Yargı ve şike

~ 09.12.2011, Adnan Bostancıoğlu ~

Türkiye’de yargı, artık her kararı tartışılan, dahası arkasında acaba ne tür bir hesap veya hesaplaşma var diye bakılan bir kurum. Bırakın Ergenekon, Devrimci Karargah, KCK gibi açık siyasi hesaplaşmaların aracı haline getirilmiş davaları, sözgelimi bir şike davası bile siyasetin gölgesi altında.

Bunun, esasen yeni bir durum olmadığını söylemeye gerek yok. Yargının siyasi iktidarın kontrolüne girmeden önce de bir siyaset kurumu gibi çalıştığını biliyoruz. Geleneksel devlet ideolojisini savunan son kaleydi, yargı. Gerçi bu noktada bir olağandışılık yok; son tahlilde kapitalist devletin bekaası diğer bir çok kurum gibi yargının da aslî misyonu. Ama o kurumu oluşturan bir kısım yargıcın “devletin çıkarları söz konusuysa adalet, insan hakları vb meseleler teferruattır” diyecek kadar hukukun özüne yabancılaşmaları, yargı ile polis arasındaki sınırı da ortadan kaldırır. Nitekim öyle de olagelmiştir.
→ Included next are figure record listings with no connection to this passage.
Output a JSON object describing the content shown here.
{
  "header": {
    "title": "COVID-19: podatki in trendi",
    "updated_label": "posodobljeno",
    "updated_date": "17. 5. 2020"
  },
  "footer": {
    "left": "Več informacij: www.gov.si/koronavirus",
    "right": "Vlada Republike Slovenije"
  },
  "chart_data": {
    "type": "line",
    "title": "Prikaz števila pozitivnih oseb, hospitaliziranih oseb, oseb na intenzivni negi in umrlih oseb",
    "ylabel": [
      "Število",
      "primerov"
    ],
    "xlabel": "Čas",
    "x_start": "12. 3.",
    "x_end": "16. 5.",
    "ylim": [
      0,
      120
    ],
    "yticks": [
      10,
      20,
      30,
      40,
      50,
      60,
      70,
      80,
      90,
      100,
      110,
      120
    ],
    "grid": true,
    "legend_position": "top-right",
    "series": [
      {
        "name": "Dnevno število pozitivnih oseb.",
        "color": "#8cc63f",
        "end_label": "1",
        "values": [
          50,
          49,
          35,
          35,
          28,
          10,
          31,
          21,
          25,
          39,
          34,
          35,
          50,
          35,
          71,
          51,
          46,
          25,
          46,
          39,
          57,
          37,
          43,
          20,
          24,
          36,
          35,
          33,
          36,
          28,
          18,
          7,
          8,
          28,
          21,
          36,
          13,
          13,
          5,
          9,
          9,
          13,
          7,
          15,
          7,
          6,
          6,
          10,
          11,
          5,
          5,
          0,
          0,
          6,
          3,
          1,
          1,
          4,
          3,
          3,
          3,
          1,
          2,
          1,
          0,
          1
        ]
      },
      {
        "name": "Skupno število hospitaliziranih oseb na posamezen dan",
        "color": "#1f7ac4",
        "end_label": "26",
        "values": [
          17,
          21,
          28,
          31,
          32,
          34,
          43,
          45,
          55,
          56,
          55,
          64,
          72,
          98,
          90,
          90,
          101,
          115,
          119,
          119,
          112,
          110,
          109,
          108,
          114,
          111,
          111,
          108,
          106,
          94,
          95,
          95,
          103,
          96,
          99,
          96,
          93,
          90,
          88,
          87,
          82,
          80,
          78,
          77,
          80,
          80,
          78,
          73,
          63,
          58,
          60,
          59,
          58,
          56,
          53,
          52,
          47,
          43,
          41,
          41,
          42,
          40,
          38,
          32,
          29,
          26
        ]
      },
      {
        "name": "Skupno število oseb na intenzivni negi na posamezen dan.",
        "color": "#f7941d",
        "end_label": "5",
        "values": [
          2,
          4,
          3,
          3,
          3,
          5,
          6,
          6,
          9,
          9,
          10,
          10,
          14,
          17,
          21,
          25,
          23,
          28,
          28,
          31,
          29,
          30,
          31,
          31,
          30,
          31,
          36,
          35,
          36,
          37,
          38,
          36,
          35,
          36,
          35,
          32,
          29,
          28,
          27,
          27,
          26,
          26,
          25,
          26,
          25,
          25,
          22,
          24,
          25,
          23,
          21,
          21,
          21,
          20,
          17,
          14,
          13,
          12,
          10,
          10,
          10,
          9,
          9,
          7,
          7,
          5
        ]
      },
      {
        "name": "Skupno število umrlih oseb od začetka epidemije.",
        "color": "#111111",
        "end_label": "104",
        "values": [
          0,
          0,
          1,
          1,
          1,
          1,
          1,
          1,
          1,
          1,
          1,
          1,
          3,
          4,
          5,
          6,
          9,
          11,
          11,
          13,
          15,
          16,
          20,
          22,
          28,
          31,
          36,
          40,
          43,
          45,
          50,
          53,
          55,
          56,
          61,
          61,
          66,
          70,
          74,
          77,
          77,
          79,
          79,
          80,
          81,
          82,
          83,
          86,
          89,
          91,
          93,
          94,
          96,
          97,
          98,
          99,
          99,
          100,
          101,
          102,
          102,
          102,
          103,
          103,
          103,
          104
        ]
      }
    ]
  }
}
Bugün durum farklı mı? Değil. Sadece roller değişti. Geçmişte yargının gadrine uğramış şimdiki iktidar ve ona yakın siyasal odaklar, aynı kurumları, benzer yöntemlerle hasım bellediklerine karşı kullanıyorlar. Epey bir zamandır polisin, son birkaç yıldır da yargının, sadece siyasal iktidarın hizmetinde olmak bir yana, aynı zamanda bir cemaatin kontrolünde olduğuna dair kuşku taşımayan var mı acaba? Bırakın kuşkuyu, anamuhalefet partisinin genel başkanı; yüksek yargı organlarının “AKP’nin  militanları” tarafından kontrol edildiğini söylüyor. Bu iddianın toplumun çok önemli bir bölümü tarafından kabullenildiği aşikar. Hatta, yargıyı kontrol eden siyasi iktidar ve yandaşları tarafından bile! Ama elbette bunun memnuniyet verici bir gelişme olduğu düşüncesiyle... “Yüce rabbim verdikçe veriyor” diyorlar. Hasılı bir şikayetleri yok, “şimdi de sıra bizde” düşüncesi ağır basıyor. Aslında bu da “tuhaf” değil. Kendi siyasi egemenliğini ilahi bir misyon olarak gören, bu anlamda demokrasi ve hukukun üstünlüğünü (tıpkı kendinden öncekiler gibi) teferruat mertebesine indiren bir hareketten söz ediyoruz.

Yakın zamanda Deniz Feneri soruşturmasına tanık olduk. Malum, iktidara yakın kişiler tutuklandı, sonra savcılar değiştirildi, sanıklar salıverildi. Tahliyelerin ardından iktidar sözcüsü “tutukluluk sürelerinin cezaya dönüşmemesi gerektiğini” söyledi. Aylardır ve yıllardır düşüncelerinden dolayı cezaevlerinde yatanların olduğu bir ülkede, en hafif deyimiyle “dalgasını geçti” bizimle... İhtimal ki, kapalı kapılar ardında, kendi aralarında kıs kıs gülüşmüşlerdir bu açıklamaya...

Ama toplumun ağırlıklı bir kesiminin kanaati, Deniz Feneri sanıklarının iktidara yakın oldukları için salındıkları yönünde... Tıpkı şike iddiasına maruz kalan herkes içerdeyken Başbakan’ın hısmı Göksel Gümüşdağ’ın gözaltında Emniyet Müdürü ve Vali nezaretinde ağırlanıp salıverilmesi gibi... Dahası, futbol maçlarında şike yapılmış olabileceğine dair çok ciddi kuşkusu olanlar bile, cemaatin esasen Aziz Yıldırım’ı hedef aldığını, operasyonun gerisinde başka hesaplar olduğunu düşünmeden edemiyorlar. Bu kadarla kalsa iyi... Cumhurbaşkanı’nın vetosu karşısında AKP’nin yasada değişiklik yapmadan aynen geri gönderme kararı da şike operasyonu üzerinden bir takım güç odakları arasında mahiyetini tam bilemediğimiz bir mücadelenin sürüp gittiği şüphesini güçlendiriyor. Sonuç olarak, gerçekten şike yapılmış olsa bile, polise ve yargıya ilişkin güvensizlik, verilecek her türlü hukuki kararın inandırıcılığını yaralayacak.

Sahip olduğu gücün ebedi olduğu yanılsamasıyla toplumun adalet duygusunu yok sayan her iktidar sonun başlangıcında demektir.